Trump's Very Normal, Not-At-All-Unhinged Response
Trump, being Trump, took to his platform to share his feelings about the ruling. "Surprisingly, the Supreme Court declined to 'review' a Fake Case brought against me by a woman I never met (Decades old celebrity photo line, standing with her husband, does not count!)," he wrote, according to Axios.
Let's sit with that for a second. The sitting president of the United States is posting, in real time, about a photo that proves he did in fact meet the woman he claims he never met, while using that photo as his defense for why the case is fake. The parenthetical is doing a lot of work there. A lot of work.
He has denied all wrongdoing and maintained that Carroll invented the allegations for political reasons. A jury disagreed. A federal appeals court disagreed. And now the Supreme Court, which includes three justices Trump personally appointed, has declined to rescue him from any of it.
The Long, Ugly Road to This Moment
This case has been grinding through the courts since Carroll went public with her accusation that Trump sexually assaulted her in the dressing room of a Manhattan department store in the mid-1990s. Trump denied it, called her names, questioned her motives, and suggested she wasn't his type. She sued him for defamation over those public statements.
The jury in 2023 found Trump liable for sexual abuse and defamation, awarding Carroll five million dollars. A second defamation trial the following year added another eighty-three million to the tab, though that portion of the litigation is separate from what the Supreme Court addressed Monday. Trump's legal team has been fighting on multiple fronts, and Monday's ruling closes off one of the last escape hatches on the original verdict.
Why This Still Matters
Trump is president again.
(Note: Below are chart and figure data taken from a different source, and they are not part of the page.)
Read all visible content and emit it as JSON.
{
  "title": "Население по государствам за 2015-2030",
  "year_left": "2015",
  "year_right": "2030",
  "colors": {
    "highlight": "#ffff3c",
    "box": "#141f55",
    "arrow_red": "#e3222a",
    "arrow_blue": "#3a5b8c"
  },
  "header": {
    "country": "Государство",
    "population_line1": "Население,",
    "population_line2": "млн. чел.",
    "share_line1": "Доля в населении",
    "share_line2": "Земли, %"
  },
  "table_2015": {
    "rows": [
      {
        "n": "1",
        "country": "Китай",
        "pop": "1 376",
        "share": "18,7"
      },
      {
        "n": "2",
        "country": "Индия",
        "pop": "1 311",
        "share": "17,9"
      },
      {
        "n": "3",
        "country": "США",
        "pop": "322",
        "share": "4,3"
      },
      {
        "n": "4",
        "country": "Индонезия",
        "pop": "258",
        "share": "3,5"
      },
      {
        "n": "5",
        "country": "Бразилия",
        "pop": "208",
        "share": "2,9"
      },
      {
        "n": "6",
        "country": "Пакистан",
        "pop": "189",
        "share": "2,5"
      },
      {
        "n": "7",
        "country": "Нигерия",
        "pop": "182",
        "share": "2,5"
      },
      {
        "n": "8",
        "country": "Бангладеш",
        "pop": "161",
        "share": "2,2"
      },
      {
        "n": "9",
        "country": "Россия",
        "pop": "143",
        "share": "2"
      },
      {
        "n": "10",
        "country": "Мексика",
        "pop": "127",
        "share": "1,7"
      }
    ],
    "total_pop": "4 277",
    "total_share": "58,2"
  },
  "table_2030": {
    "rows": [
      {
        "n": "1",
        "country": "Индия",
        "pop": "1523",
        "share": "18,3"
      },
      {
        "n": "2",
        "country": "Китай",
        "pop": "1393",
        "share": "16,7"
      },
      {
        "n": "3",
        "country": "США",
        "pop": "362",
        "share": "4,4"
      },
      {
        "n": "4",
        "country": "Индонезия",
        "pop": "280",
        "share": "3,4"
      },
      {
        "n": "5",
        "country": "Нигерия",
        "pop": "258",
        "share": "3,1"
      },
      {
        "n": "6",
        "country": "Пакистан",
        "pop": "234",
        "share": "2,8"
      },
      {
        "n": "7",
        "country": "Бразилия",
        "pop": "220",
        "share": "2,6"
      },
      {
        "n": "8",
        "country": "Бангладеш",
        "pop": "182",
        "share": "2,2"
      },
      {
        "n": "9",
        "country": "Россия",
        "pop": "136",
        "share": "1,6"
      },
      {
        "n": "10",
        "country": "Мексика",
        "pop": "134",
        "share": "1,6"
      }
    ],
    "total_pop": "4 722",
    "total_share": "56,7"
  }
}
He is surrounded by loyalists, protected by a Justice Department he has reshaped in his image, and largely insulated from criminal accountability by a Supreme Court ruling on presidential immunity that his own lawyers celebrated. And yet here is this civil verdict, still standing, still attached to his name.
Axios notes that Trump has denied wrongdoing throughout and alleged Carroll fabricated the accusations for political gain. What he has not been able to do, despite every resource available to one of the most litigious figures in American public life, is make a jury or a federal court or the Supreme Court agree with him. That is not nothing.
The Dingo Take
Here's the thing about this ruling: it will not change a single mind among people who have decided Trump can do no wrong. They will read "Fake Case" in capital letters and nod along. They will accept the parenthetical about the photograph as a complete and satisfying rebuttal to a federal jury's findings. That's just where we are.
But for everyone else, what the Supreme Court did Monday was simple. It looked at years of appeals, looked at the underlying verdict, and decided there was nothing here worth overturning. In a court system that has handed Trump significant wins on immunity and obstruction, they passed on this one entirely. That's a signal, even if nobody in the White House wants to read it that way.
A jury of ordinary Americans heard the evidence, weighed the credibility of the witnesses, and concluded that Donald Trump sexually abused E. Jean Carroll and then lied about it publicly to destroy her reputation. He owes her five million dollars for that. He has now run out of courts to ask for a do-over. The tab stands.